High-profile incidents of gun violence in schools across the country have escalated demand from parents, teachers, policymakers, and school leaders for stronger school safety interventions. School-based law enforcement (SBLE) has become a standard intervention, growing steadily over the past several decades. However, a new report, co-written by the JPRC team with Professor Ben Fisher of the University of Wisconsin, indicates this strategy has not demonstrated effectiveness. Published by the international Campbell Collaboration, the review summarizes 32 evaluations that looked at any outcomes of SBLE implementation related to crime and behavior, perceptions of safety, and learning outcomes. Results indicate that SBLE presence is linked with an increase in school crime and behavior problems and is associated with increases in school discipline.

“Schools aiming to enhance safety might benefit by shifting resources away from using school-based law enforcement,” said Fisher, the study’s lead author. “Instead, investing in evidence-based strategies, such as school climate improvement designed to prevent problematic behaviors and improve school safety, could yield more positive outcomes.”

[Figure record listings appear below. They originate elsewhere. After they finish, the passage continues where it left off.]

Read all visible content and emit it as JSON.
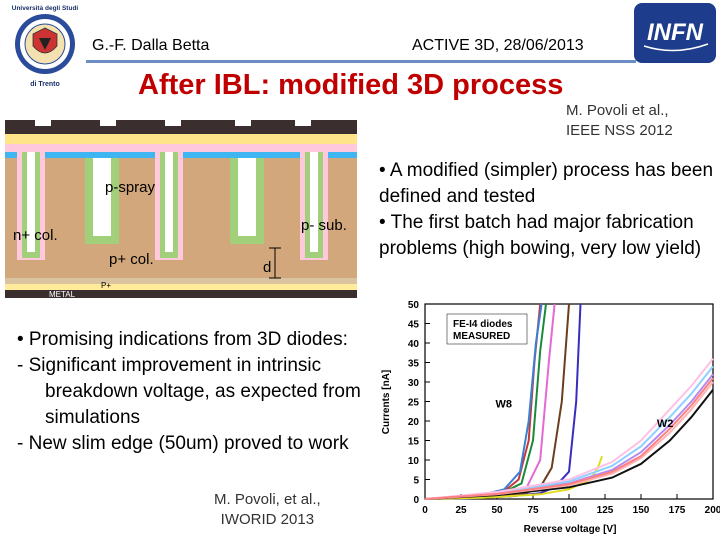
{
  "header": {
    "author": "G.-F. Dalla Betta",
    "event": "ACTIVE 3D, 28/06/2013",
    "university_logo_text": "Università degli Studi di Trento",
    "institute_logo_text": "INFN"
  },
  "title": "After IBL: modified 3D process",
  "citation_top": {
    "line1": "M. Povoli et al.,",
    "line2": "IEEE NSS 2012"
  },
  "right_bullets": [
    "• A modified (simpler) process has been defined and tested",
    "• The first batch had major fabrication problems (high bowing, very low yield)"
  ],
  "left_bullets": {
    "intro": "• Promising indications from 3D diodes:",
    "items": [
      "-  Significant improvement in intrinsic breakdown voltage, as expected from simulations",
      "-  New slim edge (50um) proved to work"
    ]
  },
  "citation_bottom": {
    "line1": "M. Povoli, et al.,",
    "line2": "IWORID 2013"
  },
  "cross_section": {
    "labels": {
      "pspray": "p-spray",
      "nplus": "n+ col.",
      "psub": "p- sub.",
      "pplus": "p+ col.",
      "d": "d",
      "metal": "METAL",
      "pplus_small": "P+"
    },
    "colors": {
      "dark": "#3a2e2e",
      "oxide": "#ffe48a",
      "nregion": "#ffc8dc",
      "spray": "#3fb6f2",
      "poly": "#a2cf7a",
      "sub": "#d3a77c",
      "metal": "#ffeb99",
      "pplus": "#d9c3a1"
    }
  },
  "chart_data": {
    "type": "line",
    "title": "",
    "annotation": "FE-I4 diodes MEASURED",
    "xlabel": "Reverse voltage [V]",
    "ylabel": "Currents [nA]",
    "xlim": [
      0,
      200
    ],
    "ylim": [
      0,
      50
    ],
    "xticks": [
      0,
      25,
      50,
      75,
      100,
      125,
      150,
      175,
      200
    ],
    "yticks": [
      0,
      5,
      10,
      15,
      20,
      25,
      30,
      35,
      40,
      45,
      50
    ],
    "grid": false,
    "series": [
      {
        "name": "",
        "color": "#c43a3a",
        "x": [
          0,
          20,
          40,
          55,
          65,
          72,
          76,
          80
        ],
        "y": [
          0,
          0.5,
          1,
          2,
          5,
          15,
          35,
          50
        ]
      },
      {
        "name": "",
        "color": "#3a7fd5",
        "x": [
          0,
          20,
          40,
          55,
          66,
          72,
          77,
          81
        ],
        "y": [
          0,
          0.6,
          1.1,
          2.5,
          7,
          20,
          40,
          50
        ]
      },
      {
        "name": "",
        "color": "#1a8a3a",
        "x": [
          0,
          20,
          40,
          55,
          67,
          75,
          80,
          84
        ],
        "y": [
          0,
          0.4,
          0.9,
          1.8,
          4,
          15,
          38,
          50
        ]
      },
      {
        "name": "",
        "color": "#e36ad0",
        "x": [
          0,
          20,
          40,
          55,
          70,
          80,
          86,
          90
        ],
        "y": [
          0,
          0.3,
          0.7,
          1.2,
          2.5,
          10,
          35,
          50
        ]
      },
      {
        "name": "",
        "color": "#6b3e1e",
        "x": [
          0,
          25,
          50,
          70,
          80,
          88,
          95,
          100
        ],
        "y": [
          0,
          0.3,
          0.8,
          1.5,
          3,
          8,
          25,
          50
        ]
      },
      {
        "name": "",
        "color": "#3a2cbf",
        "x": [
          0,
          30,
          60,
          80,
          90,
          100,
          105,
          108
        ],
        "y": [
          0,
          0.2,
          0.7,
          1.5,
          3,
          7,
          25,
          50
        ]
      },
      {
        "name": "",
        "color": "#e0dc20",
        "x": [
          0,
          40,
          80,
          100,
          115,
          120,
          122,
          123
        ],
        "y": [
          0,
          0.3,
          1.2,
          2.5,
          5,
          8,
          10,
          11
        ]
      },
      {
        "name": "",
        "color": "#111111",
        "x": [
          0,
          50,
          100,
          130,
          150,
          170,
          185,
          200
        ],
        "y": [
          0,
          1,
          3,
          5.5,
          9,
          15,
          21,
          28
        ]
      },
      {
        "name": "",
        "color": "#ffb3b3",
        "x": [
          0,
          50,
          100,
          130,
          150,
          170,
          185,
          200
        ],
        "y": [
          0,
          1.2,
          3.5,
          6.5,
          10.5,
          17,
          23,
          30
        ]
      },
      {
        "name": "",
        "color": "#b38cf0",
        "x": [
          0,
          50,
          100,
          130,
          150,
          170,
          185,
          200
        ],
        "y": [
          0,
          1.4,
          4,
          7.5,
          12,
          19,
          25,
          32
        ]
      },
      {
        "name": "",
        "color": "#8fd0ff",
        "x": [
          0,
          50,
          100,
          130,
          150,
          170,
          185,
          200
        ],
        "y": [
          0,
          1.6,
          4.5,
          8.5,
          13.5,
          21,
          27,
          34
        ]
      },
      {
        "name": "",
        "color": "#ffc0e6",
        "x": [
          0,
          50,
          100,
          130,
          150,
          170,
          185,
          200
        ],
        "y": [
          0,
          1.8,
          5,
          9.5,
          15,
          23,
          29,
          36
        ]
      },
      {
        "name": "",
        "color": "#ff8080",
        "x": [
          0,
          50,
          100,
          130,
          150,
          170,
          185,
          200
        ],
        "y": [
          0,
          1.3,
          3.8,
          7,
          11,
          18,
          24,
          31
        ]
      }
    ],
    "curve_labels": [
      {
        "text": "W8",
        "x": 49,
        "y": 23.5
      },
      {
        "text": "W2",
        "x": 161,
        "y": 18.5
      }
    ]
  }
}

The following findings challenge the notion that SBLE contributes positively to students’ overall safety and well-being.

Key findings:

• There was no demonstrated reduction in crime and violence.

• Consistent with other research, SBLE was associated with an increase in exclusionary discipline such as out-of-school suspension.

• There was mixed evidence on whether SBLE makes students and staff feel safer, but this was based on very few studies.

“This study highlights the need for a thoughtful and evidence-based approach to school safety,” said JPRC Director and study co-author Anthony Petrosino. “For schools currently utilizing school-based law enforcement, we recommend a careful examination to ensure that the model has no harmful effects on students, such as exclusionary discipline—and is genuinely providing safety benefits for students and staff.”